1 ball potash, ½ ounce salts of tartar, ½ ounce carbonate of ammonia. Dissolve in 1 gallon warm water, keep on the stove until heated, mix, keep in a jug or bottle well corked. Soak the soiled clothes over night. In the morning put 3 pails of cold water in the boiler, and add to it 1½ bars of soap shaved fine, and 1 cupful of the washing fluid. Put in the clothes least soiled first. Let the water heat up gradually and boil one-half hour, stirring frequently. Take out into a tub of warm water, rub the soiled portions if necessary, rinse and Hue.
½ pound sal-soda, ½ pound borax, ½ ounce gum camphor, ½ pint alcohol, ½ pint turpentine. Dissolve the camphor in the alcohol; pulverize the soda and borax and dissolve in 3 gallons of rain water. Mix the whole together and add 8 gallons more of rain water. It is then ready for use.
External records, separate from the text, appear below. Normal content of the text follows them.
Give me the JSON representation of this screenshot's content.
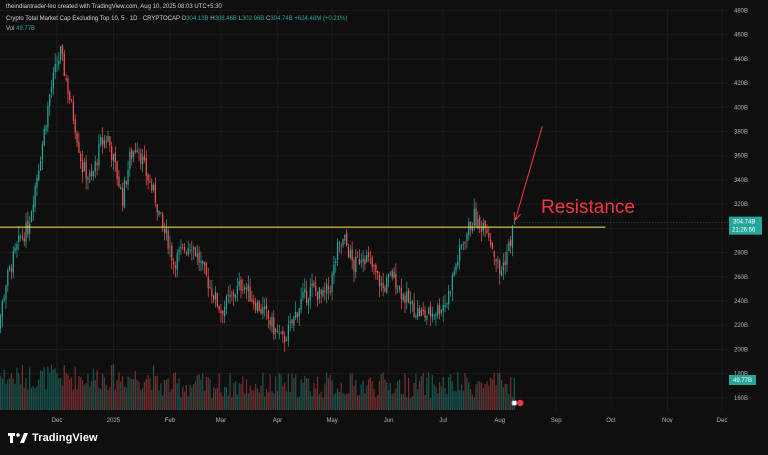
{
  "header": {
    "creator_line": "theindiantrader-leo created with TradingView.com, Aug 10, 2025 08:03 UTC+5:30",
    "symbol": "Crypto Total Market Cap Excluding Top 10, 5 · 1D · CRYPTOCAP",
    "o_label": "O",
    "o_value": "304.13B",
    "h_label": "H",
    "h_value": "308.46B",
    "l_label": "L",
    "l_value": "302.96B",
    "c_label": "C",
    "c_value": "304.74B",
    "change": "+624.48M (+0.21%)",
    "vol_label": "Vol",
    "vol_value": "49.77B"
  },
  "brand": {
    "name": "TradingView"
  },
  "colors": {
    "background": "#0f0f0f",
    "up": "#26a69a",
    "down": "#ef5350",
    "resistance_line": "#ffeb3b",
    "annotation": "#f23645",
    "price_tag": "#26a69a"
  },
  "chart_data": {
    "type": "candlestick",
    "title": "Crypto Total Market Cap Excluding Top 10",
    "y_axis_ticks": [
      "480B",
      "460B",
      "440B",
      "420B",
      "400B",
      "380B",
      "360B",
      "340B",
      "320B",
      "300B",
      "280B",
      "260B",
      "240B",
      "220B",
      "200B",
      "180B",
      "160B"
    ],
    "y_axis_values": [
      480,
      460,
      440,
      420,
      400,
      380,
      360,
      340,
      320,
      300,
      280,
      260,
      240,
      220,
      200,
      180,
      160
    ],
    "ylim": [
      150,
      482
    ],
    "x_axis_labels": [
      "Dec",
      "2025",
      "Feb",
      "Mar",
      "Apr",
      "May",
      "Jun",
      "Jul",
      "Aug",
      "Sep",
      "Oct",
      "Nov",
      "Dec"
    ],
    "x_axis_days": [
      36,
      67,
      98,
      126,
      157,
      187,
      218,
      248,
      279,
      310,
      340,
      371,
      401
    ],
    "price_key_points": [
      {
        "day": 0,
        "value": 196
      },
      {
        "day": 4,
        "value": 220
      },
      {
        "day": 8,
        "value": 255
      },
      {
        "day": 12,
        "value": 275
      },
      {
        "day": 16,
        "value": 292
      },
      {
        "day": 20,
        "value": 300
      },
      {
        "day": 24,
        "value": 335
      },
      {
        "day": 28,
        "value": 370
      },
      {
        "day": 32,
        "value": 410
      },
      {
        "day": 35,
        "value": 430
      },
      {
        "day": 38,
        "value": 445
      },
      {
        "day": 42,
        "value": 415
      },
      {
        "day": 46,
        "value": 385
      },
      {
        "day": 50,
        "value": 350
      },
      {
        "day": 55,
        "value": 340
      },
      {
        "day": 60,
        "value": 370
      },
      {
        "day": 64,
        "value": 375
      },
      {
        "day": 68,
        "value": 350
      },
      {
        "day": 72,
        "value": 325
      },
      {
        "day": 76,
        "value": 358
      },
      {
        "day": 80,
        "value": 370
      },
      {
        "day": 85,
        "value": 345
      },
      {
        "day": 90,
        "value": 325
      },
      {
        "day": 94,
        "value": 300
      },
      {
        "day": 97,
        "value": 290
      },
      {
        "day": 100,
        "value": 272
      },
      {
        "day": 105,
        "value": 282
      },
      {
        "day": 110,
        "value": 288
      },
      {
        "day": 115,
        "value": 270
      },
      {
        "day": 120,
        "value": 252
      },
      {
        "day": 126,
        "value": 232
      },
      {
        "day": 132,
        "value": 244
      },
      {
        "day": 138,
        "value": 255
      },
      {
        "day": 144,
        "value": 240
      },
      {
        "day": 150,
        "value": 230
      },
      {
        "day": 156,
        "value": 215
      },
      {
        "day": 160,
        "value": 207
      },
      {
        "day": 164,
        "value": 218
      },
      {
        "day": 170,
        "value": 240
      },
      {
        "day": 176,
        "value": 250
      },
      {
        "day": 182,
        "value": 243
      },
      {
        "day": 186,
        "value": 252
      },
      {
        "day": 190,
        "value": 282
      },
      {
        "day": 194,
        "value": 290
      },
      {
        "day": 199,
        "value": 268
      },
      {
        "day": 204,
        "value": 280
      },
      {
        "day": 210,
        "value": 265
      },
      {
        "day": 215,
        "value": 250
      },
      {
        "day": 220,
        "value": 262
      },
      {
        "day": 226,
        "value": 245
      },
      {
        "day": 232,
        "value": 233
      },
      {
        "day": 238,
        "value": 228
      },
      {
        "day": 244,
        "value": 232
      },
      {
        "day": 250,
        "value": 240
      },
      {
        "day": 254,
        "value": 265
      },
      {
        "day": 258,
        "value": 285
      },
      {
        "day": 262,
        "value": 300
      },
      {
        "day": 265,
        "value": 310
      },
      {
        "day": 268,
        "value": 300
      },
      {
        "day": 271,
        "value": 307
      },
      {
        "day": 274,
        "value": 290
      },
      {
        "day": 277,
        "value": 275
      },
      {
        "day": 279,
        "value": 262
      },
      {
        "day": 282,
        "value": 275
      },
      {
        "day": 285,
        "value": 290
      },
      {
        "day": 287,
        "value": 304.74
      }
    ],
    "last_close": 304.74,
    "last_open": 304.13,
    "last_high": 308.46,
    "last_low": 302.96,
    "resistance_level": 301,
    "resistance_label": "Resistance",
    "price_tag_value": "304.74B",
    "price_tag_countdown": "21:26:56",
    "volume_tag_value": "49.77B",
    "volume_last": 49.77
  }
}
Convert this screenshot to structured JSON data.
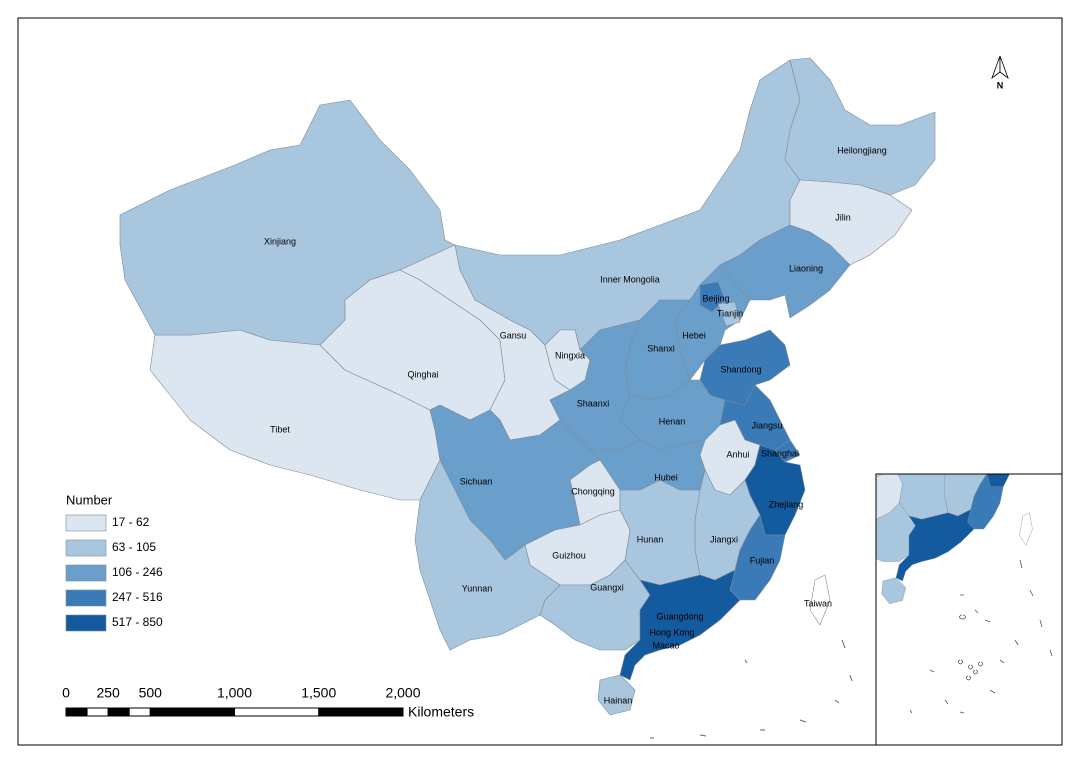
{
  "map": {
    "north_arrow": "N",
    "provinces": [
      {
        "name": "Tibet",
        "color": "#dbe6f1"
      },
      {
        "name": "Xinjiang",
        "color": "#a9c6df"
      },
      {
        "name": "Qinghai",
        "color": "#dbe6f1"
      },
      {
        "name": "Gansu",
        "color": "#dbe6f1"
      },
      {
        "name": "Inner Mongolia",
        "color": "#a9c6df"
      },
      {
        "name": "Heilongjiang",
        "color": "#a9c6df"
      },
      {
        "name": "Jilin",
        "color": "#dbe6f1"
      },
      {
        "name": "Liaoning",
        "color": "#6a9fcb"
      },
      {
        "name": "Hebei",
        "color": "#6a9fcb"
      },
      {
        "name": "Beijing",
        "color": "#3a7ab7"
      },
      {
        "name": "Tianjin",
        "color": "#a9c6df"
      },
      {
        "name": "Shanxi",
        "color": "#6a9fcb"
      },
      {
        "name": "Shaanxi",
        "color": "#6a9fcb"
      },
      {
        "name": "Ningxia",
        "color": "#dbe6f1"
      },
      {
        "name": "Shandong",
        "color": "#3a7ab7"
      },
      {
        "name": "Henan",
        "color": "#6a9fcb"
      },
      {
        "name": "Jiangsu",
        "color": "#3a7ab7"
      },
      {
        "name": "Shanghai",
        "color": "#3a7ab7"
      },
      {
        "name": "Anhui",
        "color": "#dbe6f1"
      },
      {
        "name": "Hubei",
        "color": "#6a9fcb"
      },
      {
        "name": "Sichuan",
        "color": "#6a9fcb"
      },
      {
        "name": "Chongqing",
        "color": "#dbe6f1"
      },
      {
        "name": "Zhejiang",
        "color": "#135a9e"
      },
      {
        "name": "Jiangxi",
        "color": "#a9c6df"
      },
      {
        "name": "Fujian",
        "color": "#3a7ab7"
      },
      {
        "name": "Hunan",
        "color": "#a9c6df"
      },
      {
        "name": "Guizhou",
        "color": "#dbe6f1"
      },
      {
        "name": "Guangxi",
        "color": "#a9c6df"
      },
      {
        "name": "Guangdong",
        "color": "#135a9e"
      },
      {
        "name": "Yunnan",
        "color": "#a9c6df"
      },
      {
        "name": "Hainan",
        "color": "#a9c6df"
      },
      {
        "name": "Taiwan",
        "color": "#ffffff"
      }
    ],
    "other_labels": [
      "Hong Kong",
      "Macao"
    ],
    "legend": {
      "title": "Number",
      "items": [
        {
          "label": "17 - 62",
          "color": "#dbe6f1"
        },
        {
          "label": "63 - 105",
          "color": "#a9c6df"
        },
        {
          "label": "106 - 246",
          "color": "#6a9fcb"
        },
        {
          "label": "247 - 516",
          "color": "#3a7ab7"
        },
        {
          "label": "517 - 850",
          "color": "#135a9e"
        }
      ]
    },
    "scale_bar": {
      "ticks": [
        0,
        250,
        500,
        {
          "value": 1000,
          "label": "1,000"
        },
        {
          "value": 1500,
          "label": "1,500"
        },
        {
          "value": 2000,
          "label": "2,000"
        }
      ],
      "unit": "Kilometers"
    }
  }
}
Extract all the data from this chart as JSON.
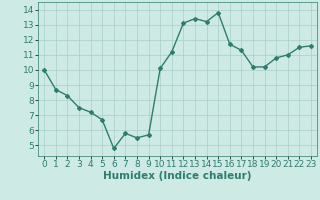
{
  "x": [
    0,
    1,
    2,
    3,
    4,
    5,
    6,
    7,
    8,
    9,
    10,
    11,
    12,
    13,
    14,
    15,
    16,
    17,
    18,
    19,
    20,
    21,
    22,
    23
  ],
  "y": [
    10.0,
    8.7,
    8.3,
    7.5,
    7.2,
    6.7,
    4.8,
    5.8,
    5.5,
    5.7,
    10.1,
    11.2,
    13.1,
    13.4,
    13.2,
    13.8,
    11.7,
    11.3,
    10.2,
    10.2,
    10.8,
    11.0,
    11.5,
    11.6
  ],
  "xlabel": "Humidex (Indice chaleur)",
  "xlim": [
    -0.5,
    23.5
  ],
  "ylim": [
    4.3,
    14.5
  ],
  "yticks": [
    5,
    6,
    7,
    8,
    9,
    10,
    11,
    12,
    13,
    14
  ],
  "xticks": [
    0,
    1,
    2,
    3,
    4,
    5,
    6,
    7,
    8,
    9,
    10,
    11,
    12,
    13,
    14,
    15,
    16,
    17,
    18,
    19,
    20,
    21,
    22,
    23
  ],
  "line_color": "#2e7d6e",
  "marker": "D",
  "marker_size": 2.0,
  "bg_color": "#ceeae5",
  "grid_color": "#aacec8",
  "tick_fontsize": 6.5,
  "xlabel_fontsize": 7.5
}
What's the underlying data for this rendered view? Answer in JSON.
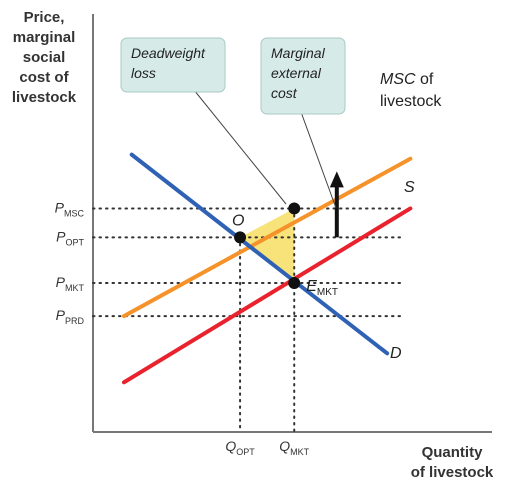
{
  "chart_data": {
    "type": "line",
    "ylabel_lines": [
      "Price,",
      "marginal",
      "social",
      "cost of",
      "livestock"
    ],
    "xlabel_lines": [
      "Quantity",
      "of livestock"
    ],
    "xlim": [
      0,
      10
    ],
    "ylim": [
      0,
      10
    ],
    "curves": [
      {
        "name": "MSC",
        "label_main": "MSC of",
        "label_sub": "livestock",
        "color": "#f5922a",
        "x": [
          0.8,
          8.2
        ],
        "y": [
          2.8,
          6.6
        ]
      },
      {
        "name": "S",
        "label_main": "S",
        "label_sub": "",
        "color": "#e8232e",
        "x": [
          0.8,
          8.2
        ],
        "y": [
          1.2,
          5.4
        ]
      },
      {
        "name": "D",
        "label_main": "D",
        "label_sub": "",
        "color": "#2f62b5",
        "x": [
          1.0,
          7.6
        ],
        "y": [
          6.7,
          1.9
        ]
      }
    ],
    "points": [
      {
        "name": "O",
        "label": "O",
        "x": 3.8,
        "y": 4.7
      },
      {
        "name": "E",
        "label": "E",
        "sub": "MKT",
        "x": 5.2,
        "y": 3.6
      },
      {
        "name": "MSC_at_QMKT",
        "label": "",
        "x": 5.2,
        "y": 5.4
      }
    ],
    "y_ticks": [
      {
        "main": "P",
        "sub": "MSC",
        "value": 5.4
      },
      {
        "main": "P",
        "sub": "OPT",
        "value": 4.7
      },
      {
        "main": "P",
        "sub": "MKT",
        "value": 3.6
      },
      {
        "main": "P",
        "sub": "PRD",
        "value": 2.8
      }
    ],
    "x_ticks": [
      {
        "main": "Q",
        "sub": "OPT",
        "value": 3.8
      },
      {
        "main": "Q",
        "sub": "MKT",
        "value": 5.2
      }
    ],
    "annotations": [
      {
        "name": "deadweight-loss",
        "lines": [
          "Deadweight",
          "loss"
        ]
      },
      {
        "name": "marginal-external-cost",
        "lines": [
          "Marginal",
          "external",
          "cost"
        ]
      }
    ],
    "arrow": {
      "x": 6.3,
      "y_from": 4.7,
      "y_to": 6.2
    },
    "colors": {
      "axis": "#777777",
      "dwl_fill": "#f8e27a",
      "callout_fill": "#d6ebe8"
    },
    "grid": false
  }
}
Take 1 pint of soft soap, or ½ bar of hard soap, shaved fine, and mix with 1 cupful of the fluid. Make a warm, not hot, suds in a tub and soak the clothes one-half hour, then rub out, rinse, and the work is done. Keep the fluid tightly corked.
4 pounds of the common bar castile soap, shave fine; 4 pounds of common bar soap, shave fine; 3 pounds sal-soda, 8 ounces aqua ammonia. Dissolve all but the ammonia in 2 pailfuls of hot rain water. Let cool. While cooling test the soap, and add as much water as will make it the consistency of good soft soap. When cool this will make about 100 pounds of the best soft soap. Add the ammonia while it is cooling and mix thoroughly.
If any part of this is desired hard, boil the required portion one hour, adding 1 bar soap and ½ pound sal-soda to it. If the soap is wanted white, the castile and other soap must be white. If it should be desirable to scent the hard soap, 4 ounces of bergamot may be added to 50 pounds of soap.
Directions for using either the hard or soft Centennial soap. Soak the clothes in a strong suds made by dissolving the soap; also rub a little on all the soiled spots. Let them stand over night. No wash-board or boiler will be required. Simply rinse out in the morning in two cool waters. The clothes will not be injured. Soak in separate tubs if there is a great difference in quality of clothes.
Make the suds as usual, put into the three pailfuls 2 or 4 tablespoonfuls ammonia, according to the hardness of the water, this whitens the clothes. Boil from ten to twenty minutes, according to the soiled state of the clothes. Rinse in the usual way, rubbing any soiled spots. Many persons wash calicos, flannels and bed quilts in this manner; rinse the flannels in rather warm water. They will not shrink nor turn yellow.
Borax for Washing may be used in the same manner as ammonia. It will not injure the clothes, being a neutral salt while its whitening properties are invaluable. Use a large handful of the borax powder to 10 gallons of the boiling suds.